The founder of the Mame firm, Charles Mame, printed two newspapers at Angers in the last quarter of the eighteenth century; General Hoche had at one time hoped to marry his daughter. His eldest son, bookseller and publisher in Paris, under the First Empire, edited Chateaubriand’s famous opuscule, “Buonaparte et les Bourbons”, also Madame de Stael’s works; and the persecutions directed against these books by the Napoleonic police caused the financial ruin of the editor. But the third son, Amand Mame, came to Tours and founded there a firm which, under the management of Alfred Mame, son of Amand, was destined to become very important. After having edited, together with his cousin Ernest Mame, from 1833 to 1845, some classics and a few devotional books, Alfred conceived and carried out, for the first time, the idea of uniting in the same publishing house, a certain number of workshops, grouping all the industries connected with the making of books: printing, binding, selling, and forwarding. By analogy with the great iron works of Le Creusot, the Mame firm has been called the literary “Creusot”. Mame was also one of the principal owners of the paper-mills of La Haye-Descartes; and it could thus be said that a book, from the time when the rags are transformed into paper up to the moment when the final binding is put on, passed through a succession of workers, all of whom were connected with Maine. Daily, as early as 1855, this interesting and enterprising publishing-house brought out from three to four thousand kilograms of books; it employed seven hundred workers within and from four hundred to five hundred outside. While it put into circulation numberless books of devotion, it was also publishing the “Bibliotheque de la jeunesse chretienne”, a rich series of books destined for prize distributions, the religious tone of which was guaranteed by an express approval given by the Archbishop of Tours. On the other hand, the Alfred Marne Press issued splendid publications: “La Touraine”, exhibited at the Universal Exhibition of 1855, which was in its day the finest of illustrated books; the “Bible” with illustrations from Gustave Dore; Vetault’s “Charlemagne“; Wallon’s “St. Louis”; the authoritative collection of “Chefs d’oeuvres de la langue francaise”. Quantin, the publisher, calculated that, in 1883, the Marne publishing-house issued yearly six million volumes, of which three million were bound.
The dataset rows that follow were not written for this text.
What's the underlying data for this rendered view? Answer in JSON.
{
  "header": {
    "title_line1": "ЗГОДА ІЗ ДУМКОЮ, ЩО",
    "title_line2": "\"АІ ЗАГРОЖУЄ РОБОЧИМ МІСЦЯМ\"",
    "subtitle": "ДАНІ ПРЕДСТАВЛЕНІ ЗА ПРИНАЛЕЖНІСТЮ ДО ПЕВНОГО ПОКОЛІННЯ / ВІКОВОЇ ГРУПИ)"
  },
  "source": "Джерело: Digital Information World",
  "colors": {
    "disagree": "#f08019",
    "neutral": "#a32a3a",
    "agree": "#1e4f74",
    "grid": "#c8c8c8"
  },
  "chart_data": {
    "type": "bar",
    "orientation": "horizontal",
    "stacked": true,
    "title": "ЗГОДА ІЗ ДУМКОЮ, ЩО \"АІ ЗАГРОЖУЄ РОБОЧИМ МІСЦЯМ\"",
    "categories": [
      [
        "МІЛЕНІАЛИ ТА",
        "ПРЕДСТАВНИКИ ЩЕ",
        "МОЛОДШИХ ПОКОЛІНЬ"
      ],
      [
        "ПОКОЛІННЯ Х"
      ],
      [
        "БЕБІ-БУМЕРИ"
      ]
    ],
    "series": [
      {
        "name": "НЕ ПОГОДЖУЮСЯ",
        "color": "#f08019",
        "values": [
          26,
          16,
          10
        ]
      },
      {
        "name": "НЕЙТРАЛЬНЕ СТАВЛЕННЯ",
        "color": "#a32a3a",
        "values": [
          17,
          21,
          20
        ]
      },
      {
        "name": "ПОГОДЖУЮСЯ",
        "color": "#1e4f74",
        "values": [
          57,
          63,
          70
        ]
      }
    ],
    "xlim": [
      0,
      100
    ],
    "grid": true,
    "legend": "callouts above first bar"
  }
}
Inspired by the social Catholic ideal, Alfred Mame established for his employees a pension fund which allowed an income of six hundred francs to those over sixty years, and this fund was wholly maintained by the head of the firm. He opened schools for the laboring classes, which caused him to receive one of the ten thousand franc awards reserved for the “etablissements modeles oil regnaient au plus haut degre l’harmonie sociale et le bien-etre des ouvriers”. During the Vatican Council at Rome, Bishop Ketteler, meeting Alfred Mame at Spithoever’s library, interviewed him earnestly on his philanthropic efforts for the benefit of the working-men of Tours. In 1874 Mame organized a system by which his working-men shared in the profits of the firm. His dying words were recalled by Cardinal Meignan, Archbishop of Tours, in his funeral oration: “My consolation is that I never published a single line that might grieve religion and virtue.” At one time he tried but unsuccessfully to enter political life; at the election of October 14, 1877, he presented himself in the first district of Tours as candidate for the Chamber of Deputies, on the conservative side, against Belle, the republican deputy who had founded in Tours the first lay school for girls. Mame was defeated, having 7456 votes, against 12,006 obtained by Belle.

PAUL MAME (1833-1903), a son of Alfred, was the head of the firm until 1900.